Le ministre britannique de la Santé, Matt Hancock, a indiqué que des échantillons avaient été analysés pour étudier d’éventuelles « caractéristiques préoccupantes ». « Après avoir étudié les données, et par précaution, nous avons pris la décision difficile mais vitale de placer l'Inde sur liste rouge » à partir de vendredi, a-t-il déclaré devant les députés britanniques.

La flambée que connaît l’Inde pourrait s’expliquer en partie par la diffusion de ce variant signalé en octobre 2020 auprès de la base de données GISAID qui centralise les données génomiques à l'échelle internationale. Mais « il n'est pas clair à l'heure actuelle si B.1.617 est le principal moteur de la vague actuelle », souligne la Pr Sharon Peacock, directrice du COG-UK (Covid-19 Genomics UK Consortium), citée par l’agence britannique « Science Media Center », expliquant que la flambée pourrait être liée au variant, mais aussi à l’organisation de grands rassemblements (religieux et électoraux) ou à un mélange des deux.

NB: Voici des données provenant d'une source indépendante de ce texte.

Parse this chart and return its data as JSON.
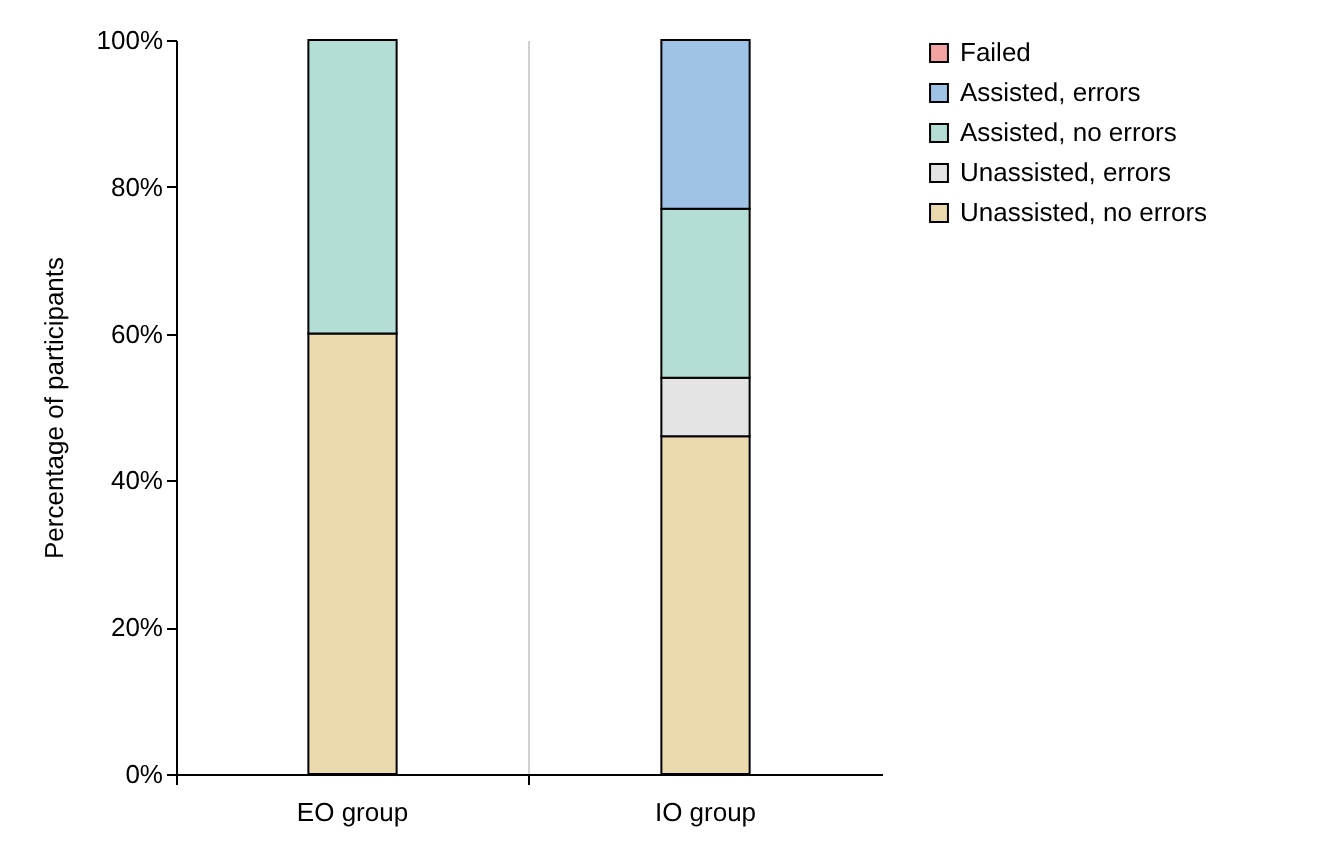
{
  "chart_data": {
    "type": "bar",
    "stacked": true,
    "ylabel": "Percentage of participants",
    "categories": [
      "EO group",
      "IO group"
    ],
    "series": [
      {
        "name": "Unassisted, no errors",
        "color": "#ecdaaf",
        "values": [
          60,
          46
        ]
      },
      {
        "name": "Unassisted, errors",
        "color": "#e4e4e4",
        "values": [
          null,
          8
        ]
      },
      {
        "name": "Assisted, no errors",
        "color": "#b4ded5",
        "values": [
          40,
          23
        ]
      },
      {
        "name": "Assisted, errors",
        "color": "#9fc3e7",
        "values": [
          null,
          23
        ]
      },
      {
        "name": "Failed",
        "color": "#f4a3a3",
        "values": [
          null,
          null
        ]
      }
    ],
    "ylim": [
      0,
      100
    ],
    "yticks": [
      {
        "value": 0,
        "label": "0%"
      },
      {
        "value": 20,
        "label": "20%"
      },
      {
        "value": 40,
        "label": "40%"
      },
      {
        "value": 60,
        "label": "60%"
      },
      {
        "value": 80,
        "label": "80%"
      },
      {
        "value": 100,
        "label": "100%"
      }
    ],
    "grid": "x",
    "legend": "right"
  }
}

Les données de séquençage, issues de 21 pays, ont déjà permis d’établir la présence de 13 mutations, dont certaines sont présentes dans d’autres variants ou concernent les mêmes positions que les précédentes déjà décrites. C’est le cas de E484Q qui touche la même position que la mutation E484K, présente dans le variant sud-africain. « Il a été démontré qu’elle [la mutation E484, N.D.L.R.] a réduit la neutralisation par certains, mais pas tous, des échantillons de plasma de convalescents à l'aide d'un système expérimental », rappelle la Pr Sharon Peacock.

Une autre mutation, L452R, est également présente dans certains variants, notamment dans le « californien » (B.1.429) ou celui décrit à « Henri-Mondor ». « Cette mutation a été associée à une neutralisation plus faible du virus par le plasma de convalescents et/ou certains anticorps monoclonaux lors d'expériences de laboratoire », indique la responsable de COG-UK.

Enfin, observée dans plusieurs variants en cours d’investigation (Variant Under Investigation) au Royaume-Uni, la mutation P681R est « située à côté du site de clivage de la furine de la protéine Spike, ce qui pourrait signifier un changement dans le traitement de la protéine Spike ou d'autres changements dans la biologie », souligne la Pr Peacock.